Proposed Staffing Norms Are A Hurdle for Majority of Nursing Homes
New Staffing Proposals Leave Many Nursing Homes Scrambling
By: Catie Hillard
September 27, 2023 – Recent data from a KFF brief shines a spotlight on a rather startling fact – only 19% of nursing homes are in line with the new staffing standards proposed for long-term care facilities.
Earlier this month, the CMS unveiled a potentially game-changing rule. It’s packed with three main staffing requirements for nursing homes that accept Medicare and Medicaid patients. The proposed standards dictate that each resident needs to be provided a minimum of 0.55 hours of daily care from a registered nurse (RN), with an additional 2.45 hours from a nursing aide. That’s not all – nursing homes are expected to have an RN present 24/7 and should also regularly perform in-depth facility evaluations concerning staffing.
To dive deep into how the industry fares in the light of these propositions, KFF analyzed data on almost 15,000 nursing establishments. And the verdict? A staggering 81% of them would need to boost their staff to make the cut.
Breaking it down further, about 52% of these nursing homes do hit the mark for the proposed RN hours per resident. But when it comes to nurse aides, only 28% stand compliant. The business model appears to have a say in this too. Most profit-driven nursing homes would need to ramp up their hiring, in contrast to 60% of their counterparts in the government and non-profit arenas.
And here’s where it gets even more intriguing: the geographical spread. Take Louisiana, for instance, where the compliance is almost zero. However, head north to Alaska, and every single nursing facility meets the benchmark. Across over half of the states, less than a quarter of facilities stand compliant. And while 16 states see compliance rates between 25% and 49%, only six states boast over 50% of nursing homes meeting the standards.

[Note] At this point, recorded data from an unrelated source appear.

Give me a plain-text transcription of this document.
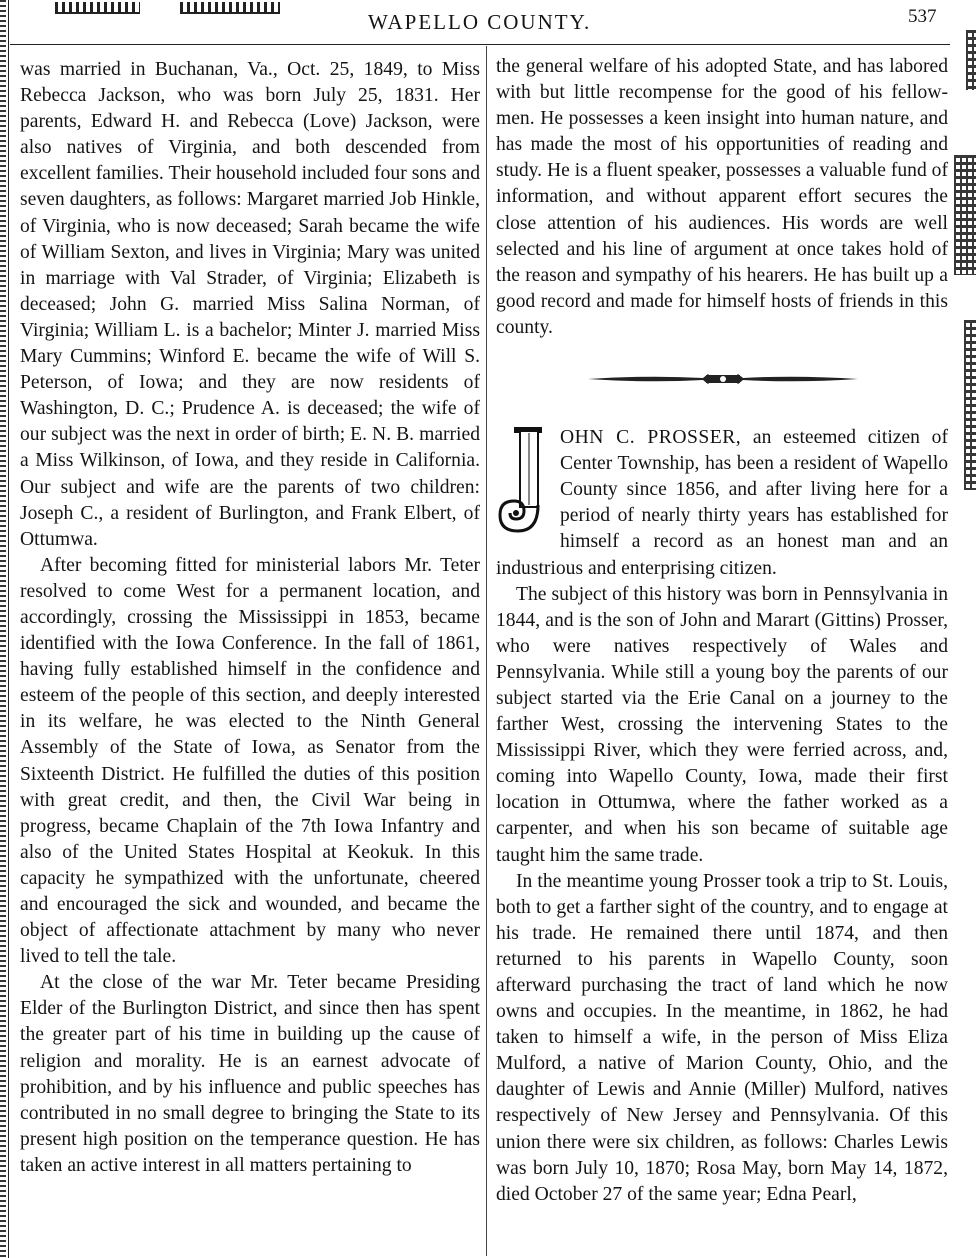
WAPELLO COUNTY.	537

was married in Buchanan, Va., Oct. 25, 1849, to Miss Rebecca Jackson, who was born July 25, 1831. Her parents, Edward H. and Rebecca (Love) Jackson, were also natives of Virginia, and both descended from excellent families. Their household included four sons and seven daughters, as follows: Margaret married Job Hinkle, of Virginia, who is now deceased; Sarah became the wife of William Sexton, and lives in Virginia; Mary was united in marriage with Val Strader, of Virginia; Elizabeth is deceased; John G. married Miss Salina Norman, of Virginia; William L. is a bachelor; Minter J. married Miss Mary Cummins; Winford E. became the wife of Will S. Peterson, of Iowa; and they are now residents of Washington, D. C.; Prudence A. is deceased; the wife of our subject was the next in order of birth; E. N. B. married a Miss Wilkinson, of Iowa, and they reside in California. Our subject and wife are the parents of two children: Joseph C., a resident of Burlington, and Frank Elbert, of Ottumwa.

After becoming fitted for ministerial labors Mr. Teter resolved to come West for a permanent location, and accordingly, crossing the Mississippi in 1853, became identified with the Iowa Conference. In the fall of 1861, having fully established himself in the confidence and esteem of the people of this section, and deeply interested in its welfare, he was elected to the Ninth General Assembly of the State of Iowa, as Senator from the Sixteenth District. He fulfilled the duties of this position with great credit, and then, the Civil War being in progress, became Chaplain of the 7th Iowa Infantry and also of the United States Hospital at Keokuk. In this capacity he sympathized with the unfortunate, cheered and encouraged the sick and wounded, and became the object of affectionate attachment by many who never lived to tell the tale.

At the close of the war Mr. Teter became Presiding Elder of the Burlington District, and since then has spent the greater part of his time in building up the cause of religion and morality. He is an earnest advocate of prohibition, and by his influence and public speeches has contributed in no small degree to bringing the State to its present high position on the temperance question. He has taken an active interest in all matters pertaining to

the general welfare of his adopted State, and has labored with but little recompense for the good of his fellow-men. He possesses a keen insight into human nature, and has made the most of his opportunities of reading and study. He is a fluent speaker, possesses a valuable fund of information, and without apparent effort secures the close attention of his audiences. His words are well selected and his line of argument at once takes hold of the reason and sympathy of his hearers. He has built up a good record and made for himself hosts of friends in this county.

OHN C. PROSSER, an esteemed citizen of Center Township, has been a resident of Wapello County since 1856, and after living here for a period of nearly thirty years has established for himself a record as an honest man and an industrious and enterprising citizen.

The subject of this history was born in Pennsylvania in 1844, and is the son of John and Marart (Gittins) Prosser, who were natives respectively of Wales and Pennsylvania. While still a young boy the parents of our subject started via the Erie Canal on a journey to the farther West, crossing the intervening States to the Mississippi River, which they were ferried across, and, coming into Wapello County, Iowa, made their first location in Ottumwa, where the father worked as a carpenter, and when his son became of suitable age taught him the same trade.

In the meantime young Prosser took a trip to St. Louis, both to get a farther sight of the country, and to engage at his trade. He remained there until 1874, and then returned to his parents in Wapello County, soon afterward purchasing the tract of land which he now owns and occupies. In the meantime, in 1862, he had taken to himself a wife, in the person of Miss Eliza Mulford, a native of Marion County, Ohio, and the daughter of Lewis and Annie (Miller) Mulford, natives respectively of New Jersey and Pennsylvania. Of this union there were six children, as follows: Charles Lewis was born July 10, 1870; Rosa May, born May 14, 1872, died October 27 of the same year; Edna Pearl,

Now, what causes these variations? “Variation across the states is likely to reflect many factors, including what percentage of facilities are for-profit, the availability of RNs and nurse aides in the state, and state requirements regarding minimum staffing levels,” the brief noted.

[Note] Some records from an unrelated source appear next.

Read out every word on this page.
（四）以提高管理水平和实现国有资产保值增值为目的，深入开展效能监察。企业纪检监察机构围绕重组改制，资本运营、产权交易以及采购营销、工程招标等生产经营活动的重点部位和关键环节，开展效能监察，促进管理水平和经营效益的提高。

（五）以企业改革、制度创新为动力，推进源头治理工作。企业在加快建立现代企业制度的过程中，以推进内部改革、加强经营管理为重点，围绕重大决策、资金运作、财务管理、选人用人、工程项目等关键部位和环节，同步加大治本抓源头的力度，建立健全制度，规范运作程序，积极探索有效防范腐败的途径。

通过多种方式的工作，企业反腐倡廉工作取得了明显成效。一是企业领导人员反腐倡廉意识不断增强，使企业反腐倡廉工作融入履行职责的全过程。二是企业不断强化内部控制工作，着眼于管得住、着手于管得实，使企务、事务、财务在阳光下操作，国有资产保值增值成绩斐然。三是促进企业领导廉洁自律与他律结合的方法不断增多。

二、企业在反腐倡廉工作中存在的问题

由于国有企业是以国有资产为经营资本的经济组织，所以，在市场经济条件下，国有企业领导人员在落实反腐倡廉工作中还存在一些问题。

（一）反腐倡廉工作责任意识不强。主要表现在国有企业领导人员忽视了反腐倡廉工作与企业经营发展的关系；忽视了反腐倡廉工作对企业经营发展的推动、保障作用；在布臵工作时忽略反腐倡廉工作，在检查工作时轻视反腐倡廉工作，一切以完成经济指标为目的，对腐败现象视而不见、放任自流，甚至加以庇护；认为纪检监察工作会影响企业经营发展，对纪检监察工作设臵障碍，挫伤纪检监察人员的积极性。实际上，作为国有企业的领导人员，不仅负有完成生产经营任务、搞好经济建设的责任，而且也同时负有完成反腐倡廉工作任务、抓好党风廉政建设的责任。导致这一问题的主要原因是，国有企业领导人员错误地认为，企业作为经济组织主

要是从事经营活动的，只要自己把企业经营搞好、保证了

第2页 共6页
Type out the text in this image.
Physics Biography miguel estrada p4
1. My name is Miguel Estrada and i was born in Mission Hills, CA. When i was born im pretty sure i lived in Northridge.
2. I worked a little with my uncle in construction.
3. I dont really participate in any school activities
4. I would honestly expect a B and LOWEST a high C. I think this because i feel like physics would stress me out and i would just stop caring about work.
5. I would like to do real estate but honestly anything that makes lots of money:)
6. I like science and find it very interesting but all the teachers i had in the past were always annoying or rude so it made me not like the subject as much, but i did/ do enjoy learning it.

While debating on these standards, CMS brought another factor into the mix: whether nursing homes should maintain a daily staffing level of 3.48 hours for every resident. Factoring in the 0.55 hours from RNs and the 2.45 hours from nursing aides, the final 0.48 hours could be covered by any nursing staff member. Surprisingly, the numbers don’t differ much with this alternative, with only 18.9% of homes meeting this mark.
CMS also contemplated a case-mix adjustment, focusing on facilities with residents requiring more intensive care. If executed, a meager 0.3% (or 38 facilities) would be compliant with the requirements for RNs and nursing aides.
But here’s the real issue. Should these proposed rules get the green light, the nursing home sector could be up for a challenging time, especially with the ongoing staff crunch. The associated costs will spike, with estimates hinting at an extra $40 billion in a decade post-rule implementation. And who’s going to foot this hefty bill? Health plans and, more importantly, the residents might be the ones bearing the brunt.